Павел Андреевич Федотов снова появился у Брюллова в поношенном, застегнутом до самого воротника сюртучке, однако без погон — вышел в отставку, поселился на окраине в двух комнатах с чуланчиком, дабы целиком предаться живописи. Слова Брюллова про твердую волю, постоянство и труд Федотов запомнил, как «Отче наш», и поверил в них, как в молитву.
— Моего труда в мастерской только десятая доля. Главная моя работа на улицах и в чужих домах, — объяснял Павел Андреевич.
Он любил бродить по городу, заглядывал в набитые народом лавки, толкался в рыночной толпе, пил чай в душных, гомонящих трактирах, где молодец в грязном переднике ставил перед всяким вошедшим граненый стакан на блюдце с круто и высоко загнутым краем и пожелтевший снизу фарфоровый чайник с розой на круглом боку.
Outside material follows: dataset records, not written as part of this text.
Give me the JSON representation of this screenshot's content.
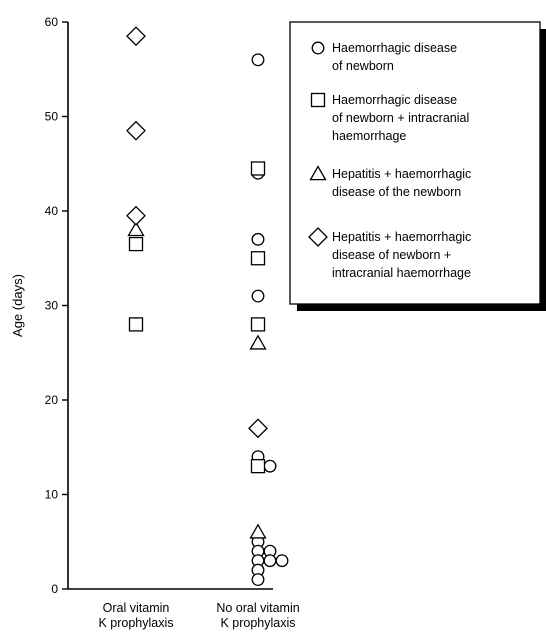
{
  "chart_data": {
    "type": "scatter",
    "ylabel": "Age (days)",
    "ylim": [
      0,
      60
    ],
    "yticks": [
      0,
      10,
      20,
      30,
      40,
      50,
      60
    ],
    "categories": [
      {
        "lines": [
          "Oral vitamin",
          "K prophylaxis"
        ]
      },
      {
        "lines": [
          "No oral vitamin",
          "K prophylaxis"
        ]
      }
    ],
    "legend_position": "top-right",
    "series": [
      {
        "name_lines": [
          "Haemorrhagic disease",
          "of newborn"
        ],
        "marker": "circle",
        "points": [
          {
            "cat": 1,
            "y": 56,
            "dx": 0
          },
          {
            "cat": 1,
            "y": 44,
            "dx": 0
          },
          {
            "cat": 1,
            "y": 37,
            "dx": 0
          },
          {
            "cat": 1,
            "y": 31,
            "dx": 0
          },
          {
            "cat": 1,
            "y": 14,
            "dx": 0
          },
          {
            "cat": 1,
            "y": 13,
            "dx": 1
          },
          {
            "cat": 1,
            "y": 5,
            "dx": 0
          },
          {
            "cat": 1,
            "y": 4,
            "dx": 0
          },
          {
            "cat": 1,
            "y": 4,
            "dx": 1
          },
          {
            "cat": 1,
            "y": 3,
            "dx": 0
          },
          {
            "cat": 1,
            "y": 3,
            "dx": 1
          },
          {
            "cat": 1,
            "y": 3,
            "dx": 2
          },
          {
            "cat": 1,
            "y": 2,
            "dx": 0
          },
          {
            "cat": 1,
            "y": 1,
            "dx": 0
          }
        ]
      },
      {
        "name_lines": [
          "Haemorrhagic disease",
          "of newborn + intracranial",
          "haemorrhage"
        ],
        "marker": "square",
        "points": [
          {
            "cat": 0,
            "y": 36.5,
            "dx": 0
          },
          {
            "cat": 0,
            "y": 28,
            "dx": 0
          },
          {
            "cat": 1,
            "y": 44.5,
            "dx": 0
          },
          {
            "cat": 1,
            "y": 35,
            "dx": 0
          },
          {
            "cat": 1,
            "y": 28,
            "dx": 0
          },
          {
            "cat": 1,
            "y": 13,
            "dx": 0
          }
        ]
      },
      {
        "name_lines": [
          "Hepatitis + haemorrhagic",
          "disease of the newborn"
        ],
        "marker": "triangle",
        "points": [
          {
            "cat": 0,
            "y": 38,
            "dx": 0
          },
          {
            "cat": 1,
            "y": 26,
            "dx": 0
          },
          {
            "cat": 1,
            "y": 6,
            "dx": 0
          }
        ]
      },
      {
        "name_lines": [
          "Hepatitis + haemorrhagic",
          "disease of newborn +",
          "intracranial  haemorrhage"
        ],
        "marker": "diamond",
        "points": [
          {
            "cat": 0,
            "y": 58.5,
            "dx": 0
          },
          {
            "cat": 0,
            "y": 48.5,
            "dx": 0
          },
          {
            "cat": 0,
            "y": 39.5,
            "dx": 0
          },
          {
            "cat": 1,
            "y": 17,
            "dx": 0
          }
        ]
      }
    ]
  }
}
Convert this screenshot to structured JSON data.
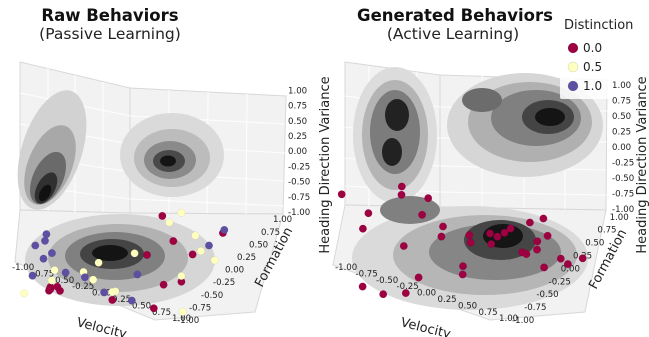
{
  "chart_data": [
    {
      "type": "scatter",
      "title": "Raw Behaviors",
      "subtitle": "(Passive Learning)",
      "xlabel": "Velocity",
      "ylabel": "Formation",
      "zlabel": "Heading Direction Variance",
      "xlim": [
        -1.0,
        1.0
      ],
      "ylim": [
        -1.0,
        1.0
      ],
      "zlim": [
        -1.0,
        1.0
      ],
      "xticks": [
        "-1.00",
        "-0.75",
        "-0.50",
        "-0.25",
        "0.00",
        "0.25",
        "0.50",
        "0.75",
        "1.00"
      ],
      "yticks": [
        "-1.00",
        "-0.75",
        "-0.50",
        "-0.25",
        "0.00",
        "0.25",
        "0.50",
        "0.75",
        "1.00"
      ],
      "zticks": [
        "-1.00",
        "-0.75",
        "-0.50",
        "-0.25",
        "0.00",
        "0.25",
        "0.50",
        "0.75",
        "1.00"
      ],
      "projection": "3d",
      "background": "marginal KDE contours on the three back walls",
      "series": [
        {
          "name": "0.0",
          "color": "#9e0142",
          "points": [
            [
              -0.55,
              -0.45,
              -0.55
            ],
            [
              -0.5,
              -0.5,
              -0.6
            ],
            [
              -0.45,
              -0.4,
              -0.6
            ],
            [
              -0.52,
              -0.48,
              -0.58
            ],
            [
              -0.4,
              -0.55,
              -0.55
            ],
            [
              -0.35,
              -0.5,
              -0.5
            ],
            [
              0.3,
              0.35,
              -0.4
            ],
            [
              0.55,
              0.4,
              -0.3
            ],
            [
              0.1,
              0.6,
              0.3
            ],
            [
              0.3,
              0.7,
              0.1
            ],
            [
              0.7,
              0.8,
              0.55
            ],
            [
              0.15,
              0.25,
              0.1
            ],
            [
              -0.1,
              0.6,
              0.7
            ],
            [
              0.35,
              -0.3,
              -0.6
            ],
            [
              0.5,
              0.1,
              -0.75
            ]
          ]
        },
        {
          "name": "0.5",
          "color": "#ffffbf",
          "points": [
            [
              -0.2,
              0.75,
              0.55
            ],
            [
              0.0,
              0.2,
              0.1
            ],
            [
              0.2,
              0.8,
              0.4
            ],
            [
              0.4,
              0.9,
              0.0
            ],
            [
              0.7,
              0.3,
              0.95
            ],
            [
              -0.3,
              -0.1,
              -0.4
            ],
            [
              -0.6,
              -0.4,
              -0.45
            ],
            [
              -0.7,
              -0.3,
              -0.3
            ],
            [
              -0.1,
              -0.35,
              -0.2
            ],
            [
              0.1,
              -0.3,
              0.0
            ],
            [
              -0.2,
              0.1,
              -0.6
            ],
            [
              0.2,
              -0.2,
              -0.5
            ],
            [
              0.55,
              0.4,
              -0.2
            ],
            [
              -0.8,
              -0.6,
              -0.7
            ],
            [
              0.65,
              0.35,
              -0.8
            ],
            [
              0.3,
              0.8,
              0.15
            ]
          ]
        },
        {
          "name": "1.0",
          "color": "#5e4fa2",
          "points": [
            [
              -0.9,
              -0.4,
              0.1
            ],
            [
              -0.85,
              -0.3,
              0.3
            ],
            [
              -0.8,
              -0.35,
              0.2
            ],
            [
              -0.9,
              -0.2,
              -0.05
            ],
            [
              -0.75,
              -0.4,
              -0.1
            ],
            [
              -0.5,
              -0.3,
              -0.3
            ],
            [
              -0.1,
              0.3,
              -0.3
            ],
            [
              0.5,
              0.95,
              0.55
            ],
            [
              0.9,
              0.5,
              0.4
            ],
            [
              0.2,
              -0.3,
              -0.5
            ],
            [
              -0.3,
              -0.2,
              -0.35
            ],
            [
              0.1,
              0.1,
              -0.7
            ],
            [
              -0.8,
              -0.5,
              -0.4
            ]
          ]
        }
      ]
    },
    {
      "type": "scatter",
      "title": "Generated  Behaviors",
      "subtitle": "(Active Learning)",
      "xlabel": "Velocity",
      "ylabel": "Formation",
      "zlabel": "Heading Direction Variance",
      "xlim": [
        -1.0,
        1.0
      ],
      "ylim": [
        -1.0,
        1.0
      ],
      "zlim": [
        -1.0,
        1.0
      ],
      "xticks": [
        "-1.00",
        "-0.75",
        "-0.50",
        "-0.25",
        "0.00",
        "0.25",
        "0.50",
        "0.75",
        "1.00"
      ],
      "yticks": [
        "-1.00",
        "-0.75",
        "-0.50",
        "-0.25",
        "0.00",
        "0.25",
        "0.50",
        "0.75",
        "1.00"
      ],
      "zticks": [
        "-1.00",
        "-0.75",
        "-0.50",
        "-0.25",
        "0.00",
        "0.25",
        "0.50",
        "0.75",
        "1.00"
      ],
      "projection": "3d",
      "background": "marginal KDE contours on the three back walls",
      "series": [
        {
          "name": "0.0",
          "color": "#9e0142",
          "points": [
            [
              -0.9,
              0.1,
              0.95
            ],
            [
              -0.75,
              0.0,
              0.85
            ],
            [
              -0.6,
              0.2,
              0.8
            ],
            [
              -0.55,
              0.1,
              0.55
            ],
            [
              -0.5,
              0.3,
              0.35
            ],
            [
              -0.45,
              0.25,
              0.2
            ],
            [
              -0.85,
              -0.6,
              0.9
            ],
            [
              -0.7,
              -0.4,
              0.6
            ],
            [
              -0.4,
              -0.2,
              0.1
            ],
            [
              -0.2,
              0.4,
              0.25
            ],
            [
              0.0,
              0.5,
              0.3
            ],
            [
              0.2,
              0.6,
              0.4
            ],
            [
              0.3,
              0.75,
              0.5
            ],
            [
              0.1,
              0.45,
              0.15
            ],
            [
              0.35,
              0.8,
              0.2
            ],
            [
              0.5,
              0.7,
              0.1
            ],
            [
              0.4,
              0.6,
              0.05
            ],
            [
              0.6,
              0.9,
              -0.05
            ],
            [
              0.7,
              0.65,
              -0.15
            ],
            [
              0.8,
              0.85,
              -0.1
            ],
            [
              0.9,
              0.95,
              0.0
            ],
            [
              -0.8,
              -0.4,
              -0.6
            ],
            [
              -0.6,
              -0.3,
              -0.7
            ],
            [
              -0.3,
              -0.1,
              -0.4
            ],
            [
              0.0,
              0.2,
              -0.2
            ],
            [
              0.1,
              -0.5,
              -0.55
            ],
            [
              0.15,
              0.1,
              -0.3
            ],
            [
              0.05,
              0.55,
              0.25
            ],
            [
              -0.1,
              0.35,
              0.15
            ],
            [
              0.25,
              0.5,
              0.35
            ],
            [
              0.45,
              0.85,
              0.3
            ],
            [
              0.55,
              0.55,
              0.05
            ],
            [
              -0.95,
              -0.3,
              0.3
            ],
            [
              0.3,
              0.9,
              0.55
            ]
          ]
        }
      ]
    }
  ],
  "legend": {
    "title": "Distinction",
    "items": [
      {
        "label": "0.0",
        "color": "#9e0142"
      },
      {
        "label": "0.5",
        "color": "#ffffbf"
      },
      {
        "label": "1.0",
        "color": "#5e4fa2"
      }
    ]
  }
}
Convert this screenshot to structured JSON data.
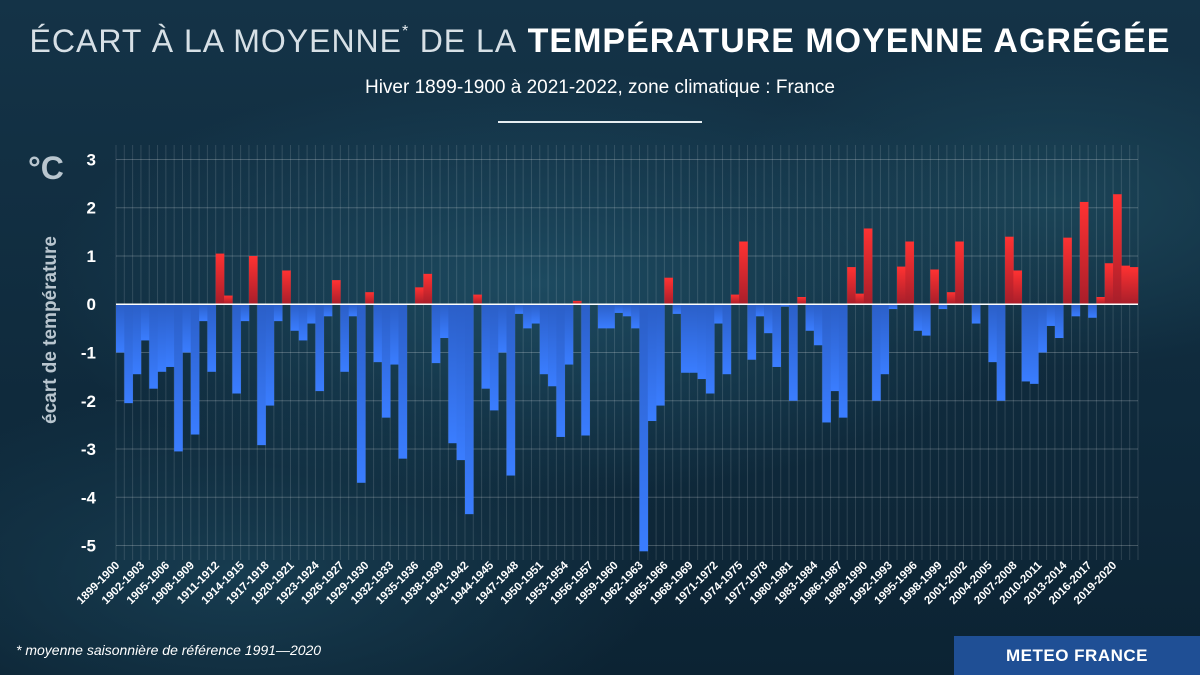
{
  "chart_data": {
    "type": "bar",
    "title_light": "ÉCART À LA MOYENNE",
    "title_mark": "*",
    "title_mid": "DE LA",
    "title_bold": "TEMPÉRATURE MOYENNE AGRÉGÉE",
    "subtitle": "Hiver 1899-1900 à 2021-2022, zone climatique : France",
    "unit": "°C",
    "ylabel": "écart de température",
    "ylim": [
      -5.3,
      3.3
    ],
    "yticks": [
      3,
      2,
      1,
      0,
      -1,
      -2,
      -3,
      -4,
      -5
    ],
    "grid": true,
    "colors": {
      "positive": "#e02a2a",
      "negative": "#2e6ff0"
    },
    "first_winter": 1899,
    "tick_every": 3,
    "categories": [
      "1899-1900",
      "1900-1901",
      "1901-1902",
      "1902-1903",
      "1903-1904",
      "1904-1905",
      "1905-1906",
      "1906-1907",
      "1907-1908",
      "1908-1909",
      "1909-1910",
      "1910-1911",
      "1911-1912",
      "1912-1913",
      "1913-1914",
      "1914-1915",
      "1915-1916",
      "1916-1917",
      "1917-1918",
      "1918-1919",
      "1919-1920",
      "1920-1921",
      "1921-1922",
      "1922-1923",
      "1923-1924",
      "1924-1925",
      "1925-1926",
      "1926-1927",
      "1927-1928",
      "1928-1929",
      "1929-1930",
      "1930-1931",
      "1931-1932",
      "1932-1933",
      "1933-1934",
      "1934-1935",
      "1935-1936",
      "1936-1937",
      "1937-1938",
      "1938-1939",
      "1939-1940",
      "1940-1941",
      "1941-1942",
      "1942-1943",
      "1943-1944",
      "1944-1945",
      "1945-1946",
      "1946-1947",
      "1947-1948",
      "1948-1949",
      "1949-1950",
      "1950-1951",
      "1951-1952",
      "1952-1953",
      "1953-1954",
      "1954-1955",
      "1955-1956",
      "1956-1957",
      "1957-1958",
      "1958-1959",
      "1959-1960",
      "1960-1961",
      "1961-1962",
      "1962-1963",
      "1963-1964",
      "1964-1965",
      "1965-1966",
      "1966-1967",
      "1967-1968",
      "1968-1969",
      "1969-1970",
      "1970-1971",
      "1971-1972",
      "1972-1973",
      "1973-1974",
      "1974-1975",
      "1975-1976",
      "1976-1977",
      "1977-1978",
      "1978-1979",
      "1979-1980",
      "1980-1981",
      "1981-1982",
      "1982-1983",
      "1983-1984",
      "1984-1985",
      "1985-1986",
      "1986-1987",
      "1987-1988",
      "1988-1989",
      "1989-1990",
      "1990-1991",
      "1991-1992",
      "1992-1993",
      "1993-1994",
      "1994-1995",
      "1995-1996",
      "1996-1997",
      "1997-1998",
      "1998-1999",
      "1999-2000",
      "2000-2001",
      "2001-2002",
      "2002-2003",
      "2003-2004",
      "2004-2005",
      "2005-2006",
      "2006-2007",
      "2007-2008",
      "2008-2009",
      "2009-2010",
      "2010-2011",
      "2011-2012",
      "2012-2013",
      "2013-2014",
      "2014-2015",
      "2015-2016",
      "2016-2017",
      "2017-2018",
      "2018-2019",
      "2019-2020",
      "2020-2021",
      "2021-2022"
    ],
    "values": [
      -1.0,
      -2.05,
      -1.45,
      -0.75,
      -1.75,
      -1.4,
      -1.3,
      -3.05,
      -1.0,
      -2.7,
      -0.35,
      -1.4,
      1.05,
      0.18,
      -1.85,
      -0.35,
      1.0,
      -2.92,
      -2.1,
      -0.35,
      0.7,
      -0.55,
      -0.75,
      -0.4,
      -1.8,
      -0.25,
      0.5,
      -1.4,
      -0.25,
      -3.7,
      0.25,
      -1.2,
      -2.35,
      -1.25,
      -3.2,
      0.0,
      0.35,
      0.63,
      -1.22,
      -0.7,
      -2.88,
      -3.23,
      -4.35,
      0.2,
      -1.75,
      -2.2,
      -1.0,
      -3.55,
      -0.2,
      -0.5,
      -0.4,
      -1.45,
      -1.7,
      -2.75,
      -1.25,
      0.07,
      -2.72,
      0.0,
      -0.5,
      -0.5,
      -0.18,
      -0.25,
      -0.5,
      -5.12,
      -2.42,
      -2.1,
      0.55,
      -0.2,
      -1.42,
      -1.42,
      -1.55,
      -1.85,
      -0.4,
      -1.45,
      0.2,
      1.3,
      -1.15,
      -0.25,
      -0.6,
      -1.3,
      -0.05,
      -2.0,
      0.15,
      -0.55,
      -0.85,
      -2.45,
      -1.8,
      -2.35,
      0.77,
      0.22,
      1.57,
      -2.0,
      -1.45,
      -0.1,
      0.78,
      1.3,
      -0.55,
      -0.65,
      0.72,
      -0.1,
      0.25,
      1.3,
      0.0,
      -0.4,
      0.0,
      -1.2,
      -2.0,
      1.4,
      0.7,
      -1.6,
      -1.65,
      -1.0,
      -0.45,
      -0.7,
      1.38,
      -0.25,
      2.12,
      -0.28,
      0.15,
      0.85,
      2.28,
      0.8,
      0.77
    ]
  },
  "footnote": "* moyenne saisonnière de référence 1991—2020",
  "logo": "METEO FRANCE"
}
Он беседовал с дворниками, разносчиками, служанками, кухарками, солдатами, сторожами, с голодными и веселыми «Евами» из Галерной гавани, со своими соседями — огородником, слепой девушкой, старым моряком в фуражке с оторванным козырьком. Он ничего не сочинял, ничего не брал на чужих холстах: всякую подробность, всякую мелочь — блюдо, подсвечник, флакон, сапог, занавеску, зеркальце, шпоры — он должен был увидеть сам, и не как натуру, положенную перед ним для срисовывания, но в жизни увидеть, так сказать, в действии: блюдо в руках кухарки, заполненное снедью, зеркальце на столе у модницы, сапог на ноге прохожего и шпоры на сапогах.
— Я тружусь, глядя в оба глаза, — объяснял Федотов. — Учусь жизнью.
Жизнь была не сладкая. Он никогда не жаловался. Приговаривал: «Не променяет птица осиновую ветку на золотую клетку…»
Брюллов, осунувшийся, бледный, полулежал в огромном красном кресле. Перед ним на полу, прислоненные к ножкам стульев, стояли две картины Федотова: «Свежий кавалер» и «Разборчивая невеста». Павел Андреевич сильно облысел, в лице таилась озабоченность, которую, как ни бодрись человек, непременно отпечатывает нужда, глаза смотрели умно и печально, пожалуй, уже и мудро, былая насмешка пряталась разве лишь в залегших вокруг глаз стремительных морщинках.